Mais comment n’en sélectionner qu’un seul alors qu’il en existe tant, bourrés de talent ? Pour faire face à cette problématique, Swanny et Nicolas ont eu l’idée de confronter leurs préférés à travers une correspondance, que nous vous proposons de découvrir.
Qui aura le dernier mot ?
De : Swanny
A : Nicolas
Après une mûre et intense réflexion qui, je dois bien l’avouer, n’a pas été de tout repos, j’ai enfin trouvé les stylistes parfaits pour notre numéro anniversaire : Ken Okada et Cheikha.
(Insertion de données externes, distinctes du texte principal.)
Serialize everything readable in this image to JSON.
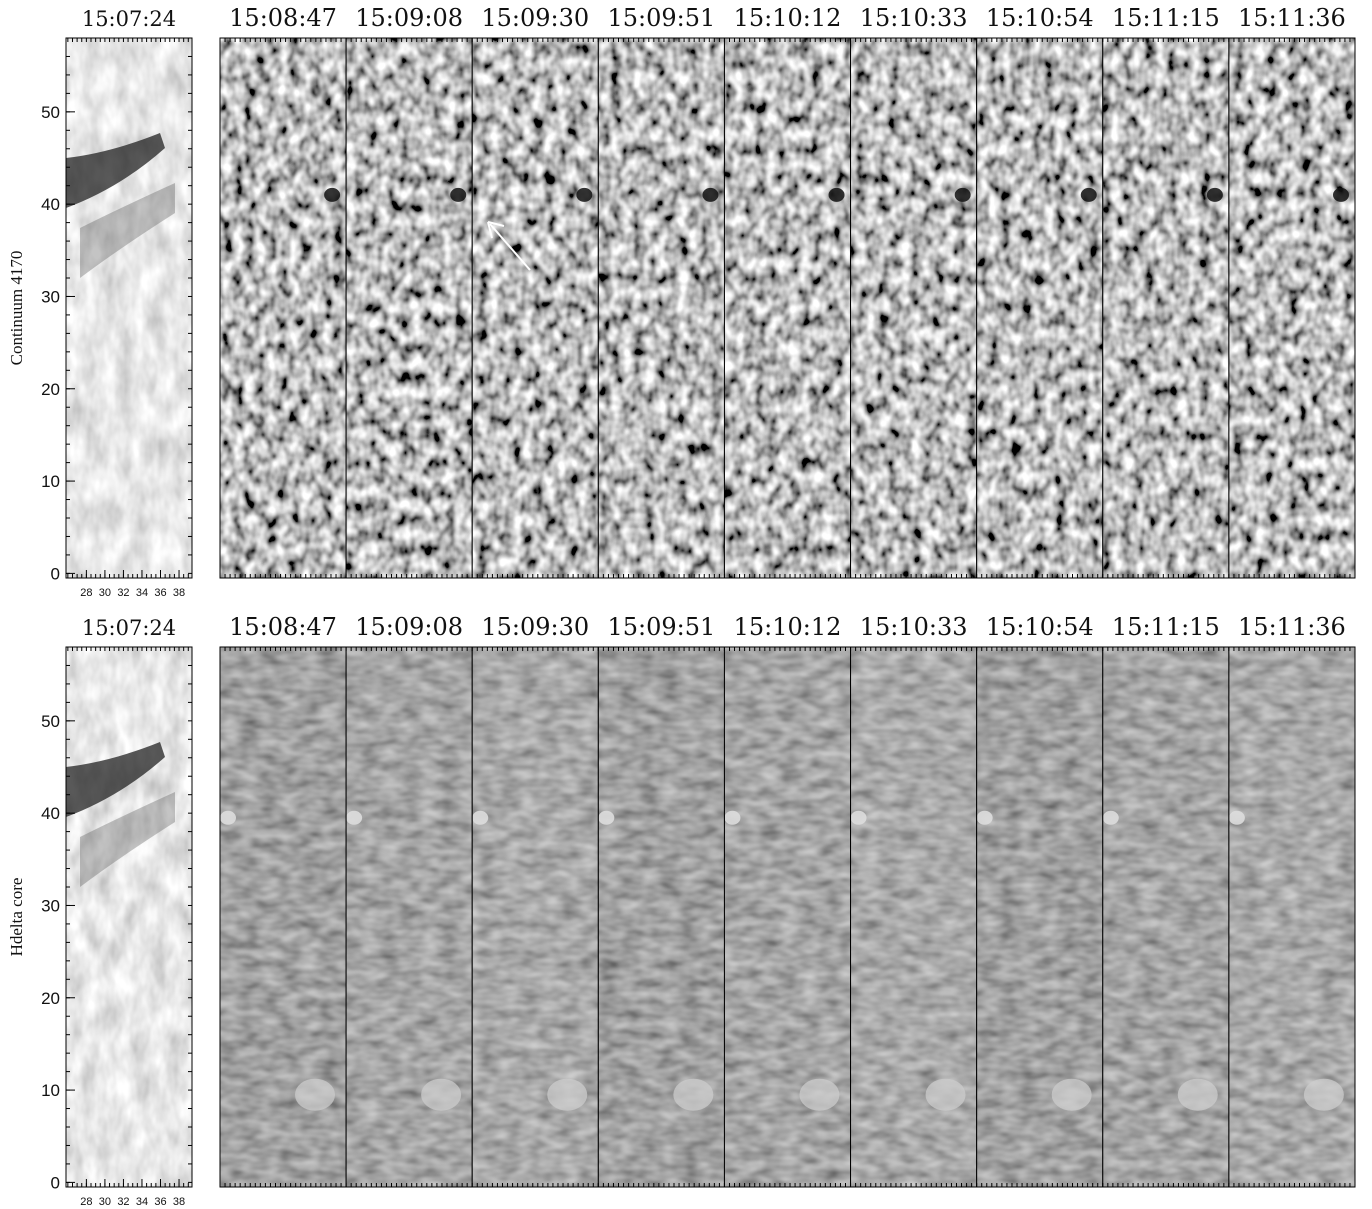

Avec eux on va pouvoir faire découvrir de jeunes et talentueux créateurs à nos lecteurs ; et tu sais pertinemment que ces derniers sont très nombreux. D’un côté, Ken Okada donnera une nouvelle vision de la mode japonaise qu’on a déjà eu l’occasion de découvrir avec Kenzo ou Yamamoto ; et d’un autre côté on pourra montrer le talent certain d’un styliste sénégalais, qui utilise admirablement et très largement les tissus africains traditionnels. Evidemment, elles sont loin les époques Chanel et Dior au regard de ces deux stylistes, mais grâce à eux on va pouvoir donner un aperçu de l’étendue des possibles dans l’univers de la mode.
Qu’en penses-tu ?
De : Nicolas
A : Swanny
Je pense que c’est une excellente idée et je suis tout à fait d’accord avec ton choix… Non, je blague ! Certes, Cheikha et Ken Okada ont toute mon estime, mais je pencherais plutôt pour deux maisons, pas très connues, mais aux styles bien différents. L’une qui se limite au prêt-à-porter, Marithé + François Girbaud et l’autre à la haute couture, Eymeric François.
Deux maisons françaises, deux styles quasiment opposés. Un streetwear fonctionnel avant tout chez les Girbaud, mais qui parvient par je ne sais quel miracle à être élégant. Sûrement grâce au soin porté à chaque détail. En plus les Girbaud ont une réelle philosophie « humaniste », avec une écologie qui va dans le bon sens. Et puis il faut bien que je l’avoue, j’ai un petit faible pour leurs super campagnes de pub.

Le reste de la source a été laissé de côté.